Generate documentation including test cases and benchmarks with a step-by-step user guide.
Setup GitHub Pages to deploy the documentation.

Now your code is tested, correct, explainable, and useful. You can present it to others, prove its correctness, and gather feedback.

Stage 3: Fall Back to Literature

When you lack domain knowledge and aren't sure how to verify correctness, use literature. While not infallible, published research is the most reliable source of knowledge.
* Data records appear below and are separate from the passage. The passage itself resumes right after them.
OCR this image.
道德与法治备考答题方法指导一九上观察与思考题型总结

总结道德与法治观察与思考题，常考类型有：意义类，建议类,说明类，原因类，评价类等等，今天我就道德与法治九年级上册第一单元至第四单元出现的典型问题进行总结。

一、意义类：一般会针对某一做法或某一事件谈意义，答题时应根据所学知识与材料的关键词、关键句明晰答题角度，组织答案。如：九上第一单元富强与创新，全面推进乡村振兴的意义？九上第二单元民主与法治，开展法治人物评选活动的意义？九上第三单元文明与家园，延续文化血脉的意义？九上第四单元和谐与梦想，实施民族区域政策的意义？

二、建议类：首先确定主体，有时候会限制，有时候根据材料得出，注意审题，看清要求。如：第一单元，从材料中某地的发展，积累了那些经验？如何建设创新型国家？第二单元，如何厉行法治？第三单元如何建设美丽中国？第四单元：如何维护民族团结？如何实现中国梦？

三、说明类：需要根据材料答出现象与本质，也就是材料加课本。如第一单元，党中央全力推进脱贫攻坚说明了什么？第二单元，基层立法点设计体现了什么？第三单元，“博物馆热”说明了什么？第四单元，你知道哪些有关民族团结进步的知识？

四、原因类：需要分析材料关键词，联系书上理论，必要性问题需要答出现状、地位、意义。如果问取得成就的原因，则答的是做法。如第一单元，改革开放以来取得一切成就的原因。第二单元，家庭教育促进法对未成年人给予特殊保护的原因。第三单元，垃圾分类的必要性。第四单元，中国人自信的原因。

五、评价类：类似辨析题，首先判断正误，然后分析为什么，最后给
Ask AI to find relevant papers and compare its implementation against them:

Do a literature survey on the Heisenberg model and list existing simulation results for validation.
Add them as test cases.
Generate a LaTeX report explaining your tests, including literature references.

Using literature as ground truth lets you validate your software and bootstrap yourself into new fields (e.g., a physicist learning machine learning).

Summary

The key to successful vibe coding is designing tests. Tests are the dual space of software—instead of defining the implementation, we quantify its properties. If a software works in senario A, B, C, then we expect it to work in senario D, E, F, etc.

Richard Feynman said: "If I cannot create it, I do not understand it." In the era of vibe coding, if I cannot test it, I do not understand it.